Le prix prédateur consiste pour une entreprise à casser temporairement un prix, dans le but d’éliminer un concurrent, pour ensuite remonter durablement le prix. Il s’agit donc d’une stratégie consistant à investir dans son propre pouvoir de marché : l’entreprise prédatrice perd temporairement de l’argent pour en gagner durablement plus demain. Pour être couronnée de succès, cette stratégie suppose que trois conditions cumulatives soient réunies.

Première condition : l’entreprise doit être en position dominante sur son marché. En effet, il est peu probable qu’une entreprise disposant d’une faible part de marché puisse éliminer ses concurrents : le coût de la prédation serait trop élevé pour elle.

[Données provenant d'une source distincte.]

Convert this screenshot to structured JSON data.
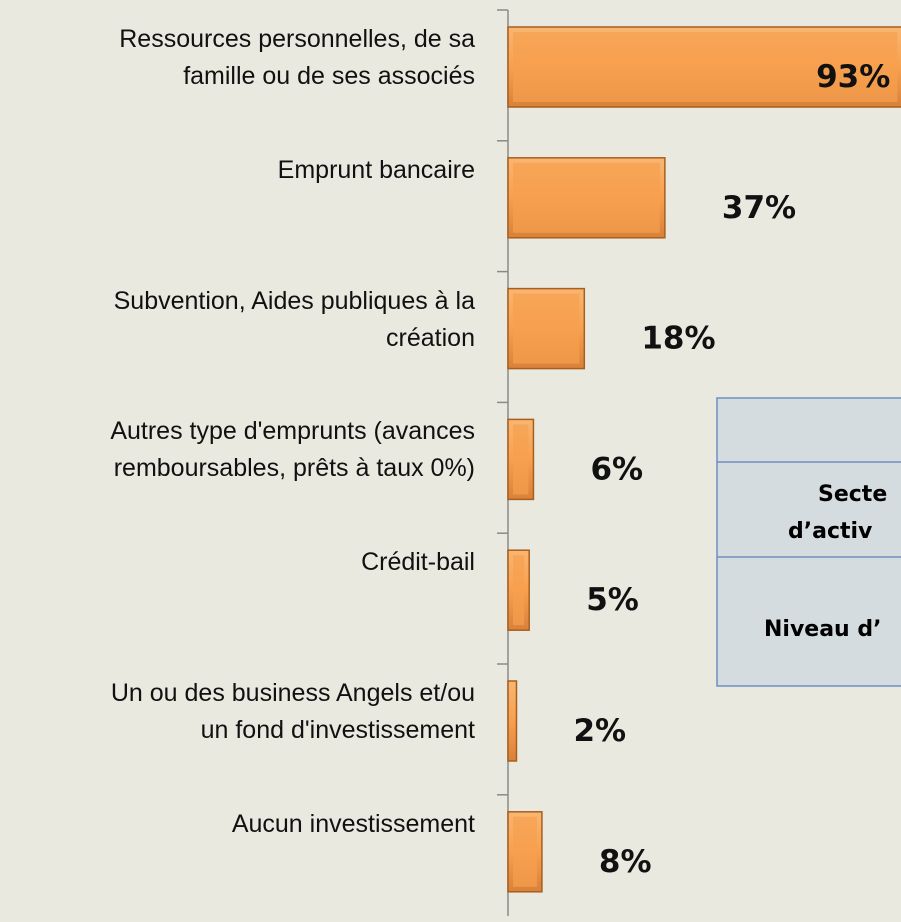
{
  "chart_data": {
    "type": "bar",
    "orientation": "horizontal",
    "categories": [
      "Ressources personnelles, de sa\nfamille ou de ses associés",
      "Emprunt bancaire",
      "Subvention, Aides publiques à la\ncréation",
      "Autres type d'emprunts (avances\nremboursables, prêts à taux 0%)",
      "Crédit-bail",
      "Un ou des business Angels et/ou\nun fond d'investissement",
      "Aucun investissement"
    ],
    "values": [
      93,
      37,
      18,
      6,
      5,
      2,
      8
    ],
    "value_labels": [
      "93%",
      "37%",
      "18%",
      "6%",
      "5%",
      "2%",
      "8%"
    ],
    "color": "#f7a04e"
  },
  "table": {
    "rows": [
      [
        ""
      ],
      [
        "Secte",
        "d’activ"
      ],
      [
        "Niveau d’"
      ]
    ]
  }
}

Seconde condition : une fois que la victime est sortie du marché, l’entreprise prédatrice doit pouvoir augmenter le prix, afin de récupérer ses pertes. Tout va dépendre de l’ampleur des barrières à l’entrée. Si un nouveau concurrent ou même la « victime » peuvent entrer (ou revenir) facilement sur le marché, la stratégie du prédateur sera mise en échec. A l’inverse, il sera difficile pour la victime de revenir si la sortie lui fait perdre son expérience ; le prédateur pourra alors augmenter durablement les prix.

Troisième condition : il doit exister une asymétrie financière entre le prédateur et sa victime. En effet, si la victime n’a pas les reins solides, il sera plus facile et rapide pour le prédateur de la «sortir » du marché. On peut par exemple songer à une situation dans laquelle l’entreprise prédatrice est multinationale ou multiproduits, alors que la victime est une entreprise locale ou mono-produit.

Ajoutons à cela qu’en droit de la concurrence, les prix prédateurs tombent sous le coup de l’abus de position dominante ; les sanctions peuvent être sevères. A titre d’exemple, la Commission a infligé en 2019 à Qualcomm 242 milllions d’euros pour avoir vendu ses puces pour téléphones à un prix prédateur, marginalisant ainsi son concurrent Icera.

Autant dire que le succès d’une stratégie de prix prédateurs n’a rien d’automatique et qu’il s’agit d’une pratique risquée sur le plan juridique.

A contrario, la revente à perte, lorsqu’elle n’est pas motivée par la prédation, pourrait constituer une pratique commerciale utile. Par exemple, lorsqu’un distributeur vend deux biens complémentaires, il pourrait être rationnel de vendre à perte le premier pour stimuler les ventes du second, sur lequel il réalise une plus forte marge. De même, la revente à perte temporaire pourrait être un moyen efficace de lancer sur le marché un nouveau produit, en signalant aux consommateurs sa qualité.

En résumé, si le spectre des « prix prédateurs » doit être pris au sérieux, il ne doit pas être surestimé au point de devenir le seul argument de débat sur la revente à perte.